Si el calor está acabando con tus fuerzas, hoy te traemos una sopa fría de espárragos y remolacha muy nutritiva que contribuye a reforzar tu resistencia. Y aunque necesitarás algún que otro ingrediente, su elaboración es muy sencilla.  Además, es una receta perfecta para salvar aquellas comidas o cenas en las que no sabemos qué cocinar.

Y si quieres acompañarla, opta por unas tostadas integrales con un poco de queso feta. ¡Una combinación ganadora!

Ingredientes:

  • 250 g de espárragos limpios y cortados en trozos
  • 2 remolachas cortadas en dados
  • 1 rama de apio cortada en láminas
  • 1/2 cebolla en rodajas finas
  • 1 cucharada sopera de jengibre rallado
  • 3 cucharadas soperas de agua caliente mezclada con 1 cucharada sopera de pasta de miso blanco mezclada con
  • 1 puñado de perejil picado fino
  • 600 ml de agua
  • 1 chile jalapeño sin pepitas y picado fino
  • 1 cucharada sopera de aceite de oliva
  • Sal

Modo de preparación:

Primero calienta el aceite de oliva. Después rehoga la cebolla y el apio durante 3 minutos.

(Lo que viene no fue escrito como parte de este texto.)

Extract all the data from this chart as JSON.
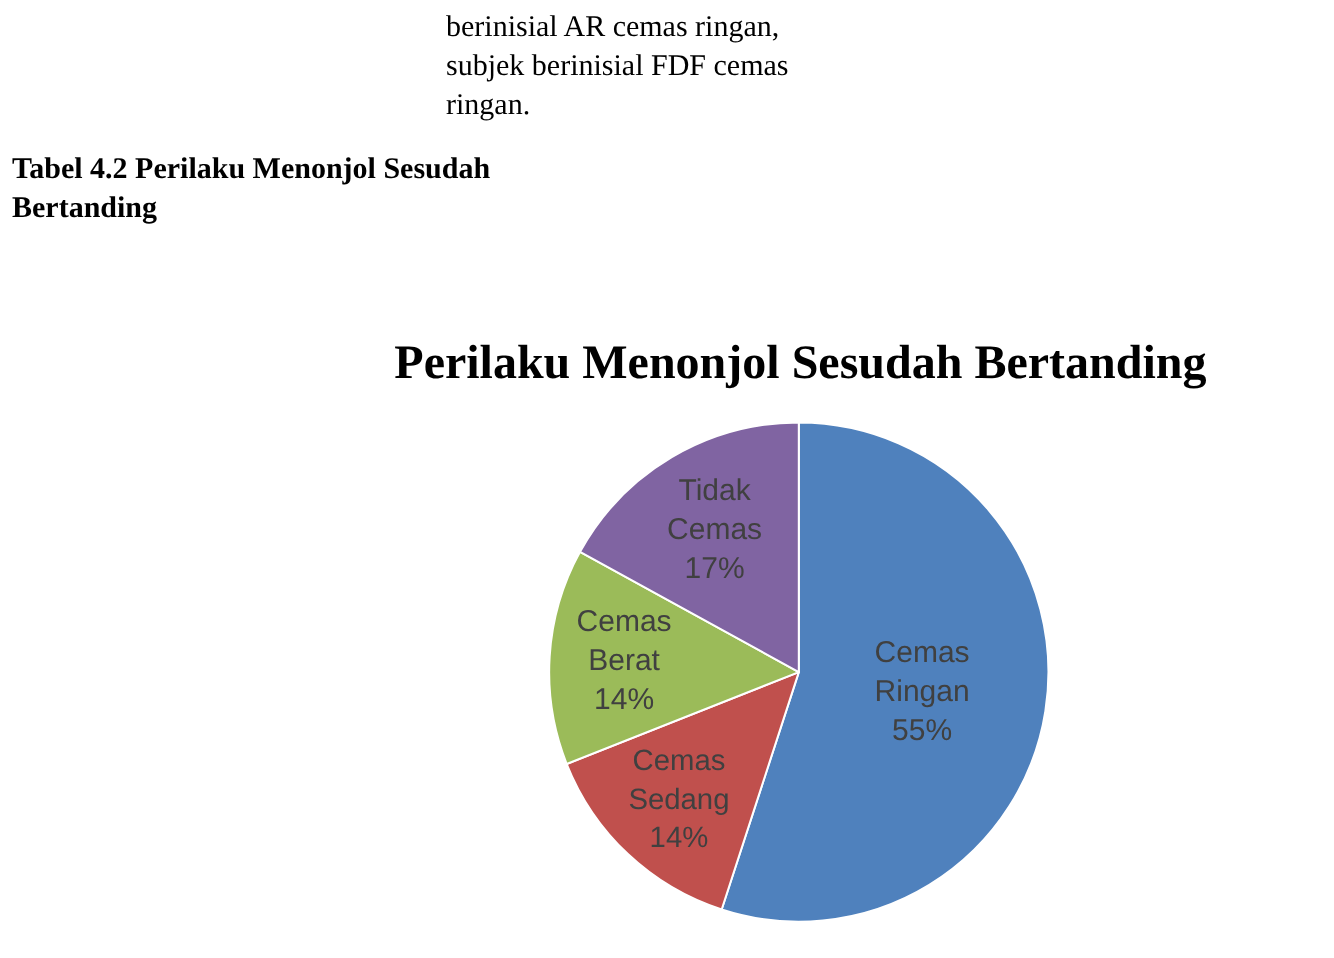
{
  "chart_data": {
    "type": "pie",
    "title": "Perilaku Menonjol Sesudah Bertanding",
    "categories": [
      "Cemas Ringan",
      "Cemas Sedang",
      "Cemas Berat",
      "Tidak Cemas"
    ],
    "values": [
      55,
      14,
      14,
      17
    ],
    "value_labels": [
      "55%",
      "14%",
      "14%",
      "17%"
    ],
    "colors": [
      "#4f81bd",
      "#c0504d",
      "#9bbb59",
      "#8064a2"
    ],
    "annotations": [
      "berinisial AR cemas ringan,\nsubjek berinisial FDF cemas\nringan.",
      "Tabel 4.2 Perilaku Menonjol Sesudah\nBertanding"
    ],
    "legend": false
  }
}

Una vez pochados, incorpora las remolachas, el jengibre y el chile. Mezclar todo bien.

Echar el agua y la pasta miso y llevar a ebullición. Una vez esté hirviendo, cocer a fuego lento durante 10 minutos.

Añadir los espárragos y cocer durante 4-5 minutos. A continuación, añadir perejil y pasar por la batidora hasta obtener una textura lisa. Sazonar.

Deja reposar la sopa en la nevera durante unas horas. Sírvela fría acompañada de unas tostadas integrales.